The ACLU report, released last month, found hundreds of similar cases around the state. Courts in Cuyahoga, Huron, and Erie counties were among the worst abusers, the report states.

During the second half of last year, more than one in five bookings in the Huron County Jail were related to failure to pay fines. In the Cleveland suburb of Parma, the municipal court jailed at least 45 defendants between July 15 and Aug. 31 of last year for failure to pay fines and costs. Sandusky’s municipal court jailed at least 75 people for similar reasons.

Lucas was not among the 11 counties examined by the ACLU study, but that doesn’t mean pay-or-stay sentences don’t happen here.

Chief Justice Maureen O’Connor of the Ohio Supreme Court has met with the ACLU about the matter, acknowledging that its report “identified some issues that warrant further examination.” Supreme Court spokesman Chris Davey told me last week that more than 220 people had also written to the court.

No one knows how widespread pay-or-stay sentences are in Ohio. Justice O’Connor noted that “some of the courts mentioned in the report have challenged the characterizations.”

Fair enough, but it’s her job to ensure that Ohio’s municipal and largely unregulated mayors’ courts end the practice and fairly determine a defendant’s ability to pay. She should sanction, and hold accountable, any judge who doesn’t.

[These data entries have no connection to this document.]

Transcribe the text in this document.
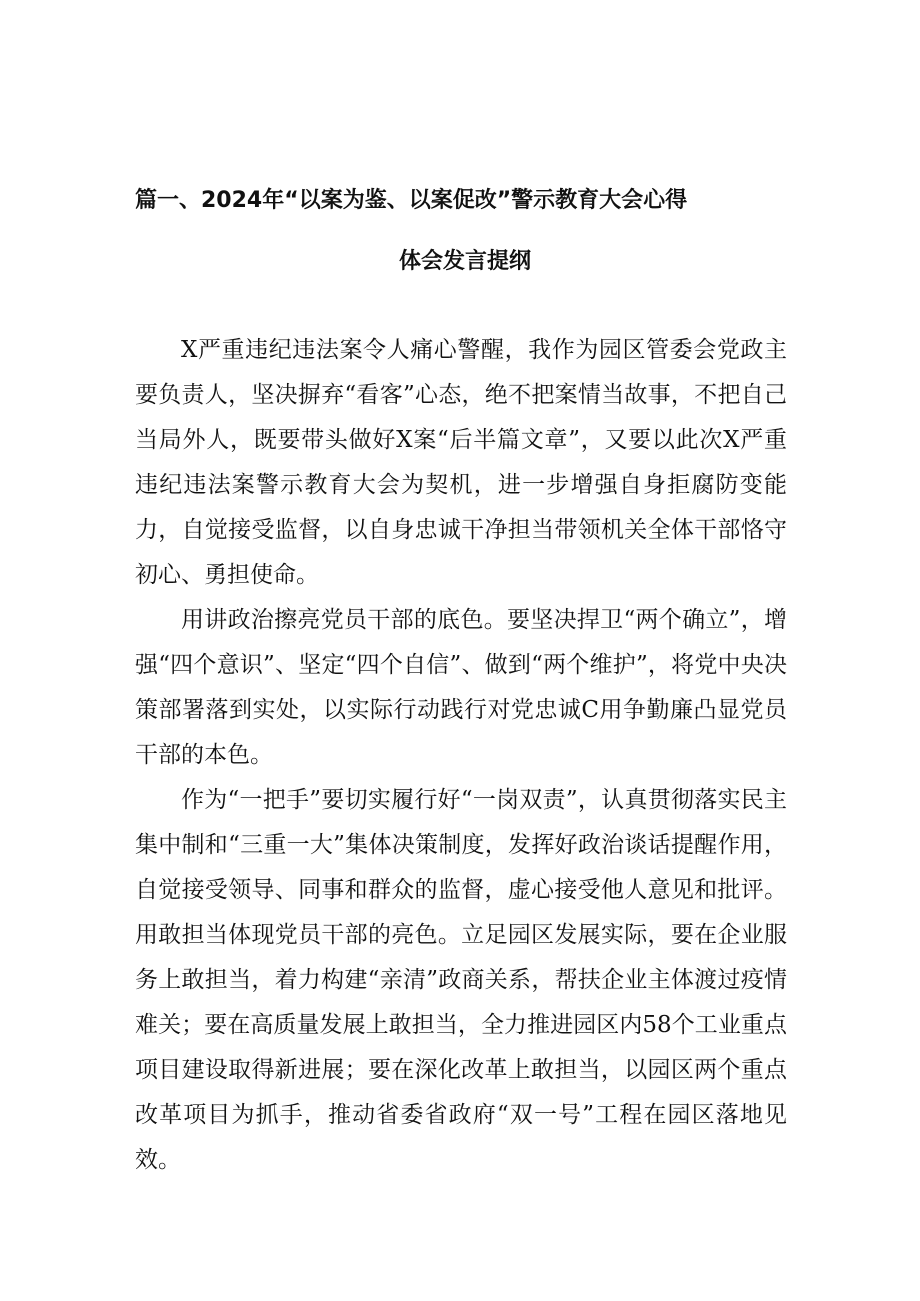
篇一、2024年“以案为鉴、以案促改”警示教育大会心得
体会发言提纲

X严重违纪违法案令人痛心警醒，我作为园区管委会党政主要负责人，坚决摒弃“看客”心态，绝不把案情当故事，不把自己当局外人，既要带头做好X案“后半篇文章”，又要以此次X严重违纪违法案警示教育大会为契机，进一步增强自身拒腐防变能力，自觉接受监督，以自身忠诚干净担当带领机关全体干部恪守初心、勇担使命。

用讲政治擦亮党员干部的底色。要坚决捍卫“两个确立”，增强“四个意识”、坚定“四个自信”、做到“两个维护”，将党中央决策部署落到实处，以实际行动践行对党忠诚C用争勤廉凸显党员干部的本色。

作为“一把手”要切实履行好“一岗双责”，认真贯彻落实民主集中制和“三重一大”集体决策制度，发挥好政治谈话提醒作用，自觉接受领导、同事和群众的监督，虚心接受他人意见和批评。用敢担当体现党员干部的亮色。立足园区发展实际，要在企业服务上敢担当，着力构建“亲清”政商关系，帮扶企业主体渡过疫情难关；要在高质量发展上敢担当，全力推进园区内58个工业重点项目建设取得新进展；要在深化改革上敢担当，以园区两个重点改革项目为抓手，推动省委省政府“双一号”工程在园区落地见效。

Ohio is not the only state that, in effect, jails people because they’re poor. In a 2010 report, the ACLU found poor defendants locked up at growing rates around the country for failing to pay legal debts they couldn’t afford.

The United States abolished debtors’ prisons more than 175 years ago. Thirty years ago, the U.S. Supreme Court declared, in Bearden vs. Georgia, that sentencing courts must review defendants’ ability to pay a fine or restitution before locking them up.

Judges should know the law better than anyone else.

It’s not a crime in Ohio to be poor — at least not yet. People such as Mr. Dawley don’t want sympathy or special treatment. They want Ohio courts to handle their cases in a legal and constitutional manner.

I don’t think that’s too much to ask.

Jeff Gerritt is deputy editorial page editor of The Blade.